Наконец, они пошли назад, и свидетели расслышали только несколько фраз, которыми перебрасывались идущие. Ожидающие их люди заметно нервничали: то тут, то там кто-то полушепотом отпускал короткие ругательства, все переглядывались, упирая в друг друга недоумевающие взгляды.
— Ты, поп, говоришь, что времени вообще нет. Тогда не пойму, зачем вся эта возня? — спрашивал Бузун Феодосия. — Не проще ли собрать манатки и сесть на ноги?[53]
— Я не уверен, что из этого что-то получится, — беспристрастным голосом мудрого человека отвечал Феодосий. — Уйти удастся единицам, если поспешить. Надо обезопасить людей…
— Хорошо, поп, пусть будет по-твоему.
Вернувшись, Бузун позвал своего помощника, Бороду.
— Да, Бузун…
— Ты помнишь, куда делись кресты святых отцов? — строго спросил его главарь.
Я?! — корча лицо в неподдельном изумлении, воскликнул Борода. — Откуда, батька! Я даже не помню такого!..
— Не валяй дурака, — угрожающе предупредил его Бузун. — Я ничего не хочу слышать, Борода, но чтобы через десять минут кресты были на шеях попов. Ты меня понял?
Борода глубоко вздохнул и разочарованно закачал головой.
— Батька, а может им… это, по петле на шею, — смягчая тон, спросил он. — Дешевле всё-таки. Эти цацки[54] вместе тянут на добрый килограмм серебра. А?..

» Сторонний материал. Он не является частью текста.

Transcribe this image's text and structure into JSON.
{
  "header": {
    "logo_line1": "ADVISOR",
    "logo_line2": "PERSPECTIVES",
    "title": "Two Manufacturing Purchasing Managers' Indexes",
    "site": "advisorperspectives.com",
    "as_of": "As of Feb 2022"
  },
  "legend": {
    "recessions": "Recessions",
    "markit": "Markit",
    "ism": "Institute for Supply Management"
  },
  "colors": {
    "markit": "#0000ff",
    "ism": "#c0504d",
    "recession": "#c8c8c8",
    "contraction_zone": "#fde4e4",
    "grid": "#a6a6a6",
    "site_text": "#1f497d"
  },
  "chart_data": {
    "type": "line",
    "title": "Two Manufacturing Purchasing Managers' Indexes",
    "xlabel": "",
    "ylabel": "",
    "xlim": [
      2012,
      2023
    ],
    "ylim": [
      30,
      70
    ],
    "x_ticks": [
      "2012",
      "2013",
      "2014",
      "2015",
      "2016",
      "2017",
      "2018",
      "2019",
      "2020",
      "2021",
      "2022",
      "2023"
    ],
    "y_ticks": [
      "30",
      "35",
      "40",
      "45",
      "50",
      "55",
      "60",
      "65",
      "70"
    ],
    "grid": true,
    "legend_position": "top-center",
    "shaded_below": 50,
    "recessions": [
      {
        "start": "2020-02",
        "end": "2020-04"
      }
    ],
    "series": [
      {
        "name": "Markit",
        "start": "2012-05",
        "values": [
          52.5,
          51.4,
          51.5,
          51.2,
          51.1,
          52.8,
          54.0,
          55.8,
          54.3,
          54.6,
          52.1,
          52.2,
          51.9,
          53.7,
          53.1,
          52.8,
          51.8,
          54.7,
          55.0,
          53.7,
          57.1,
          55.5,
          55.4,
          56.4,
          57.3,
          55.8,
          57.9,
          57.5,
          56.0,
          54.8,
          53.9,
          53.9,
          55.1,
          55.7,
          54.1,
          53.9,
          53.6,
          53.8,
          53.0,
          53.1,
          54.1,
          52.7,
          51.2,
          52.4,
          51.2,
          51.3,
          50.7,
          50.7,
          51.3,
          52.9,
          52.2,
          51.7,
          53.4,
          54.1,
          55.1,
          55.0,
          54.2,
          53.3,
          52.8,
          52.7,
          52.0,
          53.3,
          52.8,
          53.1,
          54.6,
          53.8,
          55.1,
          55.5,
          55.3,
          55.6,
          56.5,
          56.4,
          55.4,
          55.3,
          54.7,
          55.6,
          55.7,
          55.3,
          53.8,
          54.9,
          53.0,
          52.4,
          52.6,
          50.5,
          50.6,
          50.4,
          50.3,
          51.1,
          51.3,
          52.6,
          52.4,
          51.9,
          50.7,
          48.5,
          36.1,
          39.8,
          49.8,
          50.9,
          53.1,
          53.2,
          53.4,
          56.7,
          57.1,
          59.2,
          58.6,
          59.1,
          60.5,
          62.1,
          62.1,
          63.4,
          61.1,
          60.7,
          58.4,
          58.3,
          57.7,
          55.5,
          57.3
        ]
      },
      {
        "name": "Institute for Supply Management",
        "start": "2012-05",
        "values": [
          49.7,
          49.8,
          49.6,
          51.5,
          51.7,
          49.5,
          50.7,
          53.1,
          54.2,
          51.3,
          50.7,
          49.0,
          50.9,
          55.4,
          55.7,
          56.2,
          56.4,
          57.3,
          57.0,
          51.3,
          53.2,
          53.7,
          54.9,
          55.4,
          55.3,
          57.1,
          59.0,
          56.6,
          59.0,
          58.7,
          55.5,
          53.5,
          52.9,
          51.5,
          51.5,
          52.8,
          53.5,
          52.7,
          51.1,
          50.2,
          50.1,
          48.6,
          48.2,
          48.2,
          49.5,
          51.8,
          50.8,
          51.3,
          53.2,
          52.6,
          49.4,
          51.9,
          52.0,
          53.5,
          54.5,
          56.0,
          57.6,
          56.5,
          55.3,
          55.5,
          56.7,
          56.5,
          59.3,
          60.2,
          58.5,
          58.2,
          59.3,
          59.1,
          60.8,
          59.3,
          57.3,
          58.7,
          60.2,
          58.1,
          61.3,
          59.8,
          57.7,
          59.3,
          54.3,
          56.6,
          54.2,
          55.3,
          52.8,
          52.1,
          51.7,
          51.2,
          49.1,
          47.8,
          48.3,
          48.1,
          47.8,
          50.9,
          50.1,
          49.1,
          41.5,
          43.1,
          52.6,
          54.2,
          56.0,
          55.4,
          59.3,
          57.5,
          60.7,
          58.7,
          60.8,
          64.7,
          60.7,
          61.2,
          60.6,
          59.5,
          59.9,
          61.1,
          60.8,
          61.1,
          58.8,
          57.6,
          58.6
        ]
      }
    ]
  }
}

Бузун положил руку на кобуру с пистолетом и мгновенно покраснел от ярости.
— Борода, мне надоело тебя предупреждать. Но я буду сегодня добр с тобой — ты нужен. Еще раз повторяю: кресты вернуть попам — ты меня понял, падла?
Пальцы его руки медленно расстегивали кнопку на кобуре, взводили курок на оружии. Борода также побледнел. Он стоял, не в силах отвести взгляда расширенных от страха глаз от руки атамана. Стоящие за его спиной бандиты стали предупредительно расходиться.
— Так, я, атаман, хотел предложить то, что лучше — правда, — произнес он веселым тоном и с улыбкой.
Звук выстрела никто не расслышал. Просто у всех мгновенно заложило уши. Борода стал падать, продолжая цвести улыбкой на уже мёртвом лице. Его руки, быстро замедляя движения, шарили по автомату. Он упал, и в его глазах застыло разочарование. Бузун успел заметить, как рука помощника скользнула к оружию, но смог на мгновение опередить его.
Умирающий хрипел простреленной грудью и, раздувая щеки, как во время рвоты, выпускал меж сведенных судорогой губ черные ручейки крови. Он несколько раз поднимал и ронял голову, смотрел в сторону Бузуна. Но его глаза уже ничего не видели. Он был мертв.
— Ты был плохим вором, — склонившись над ним, произнес Бузун. — Ты забыл главное, братуха: не имей ничего… Мы все умрем, но ты сегодня. До встречи, Борода.
От второго выстрела никто не вздрогнул. Все стояли с серыми лицами, глядя на труп своего бывшего предводителя. Никто не осмеливался поднять глаза на главаря, который, не пряча оружия, спросил, указывая на кого-то пальцем свободной руки:
— Может, и ты хочешь уверить меня, что ничего не слышал о серебряных крестах?
— Как же не слышал? — ответил тот, на которого указывал палец. — Я, кажется, даже припоминаю, батька, где они лежат. Сходить? — Человек преданно уставился на Бузуна.
— Пять минут.
Бандит спешно удалился в сторону хутора. Остальные подошли к атаману, обступили его.
— Мы знаем, Бузун, что ты грозный и справедливый, но убери пушку — мы говорить будем. Иначе — сам знаешь — за секунду от тебя и от твоих бородатых отцов и клочка на этом месте не найдут.
Это говорил самый старший по возрасту, если можно было определить по его внешнему виду, среди воров. Он говорил, не отводя глаз с трупа того, кого еще недавно называли Бородой.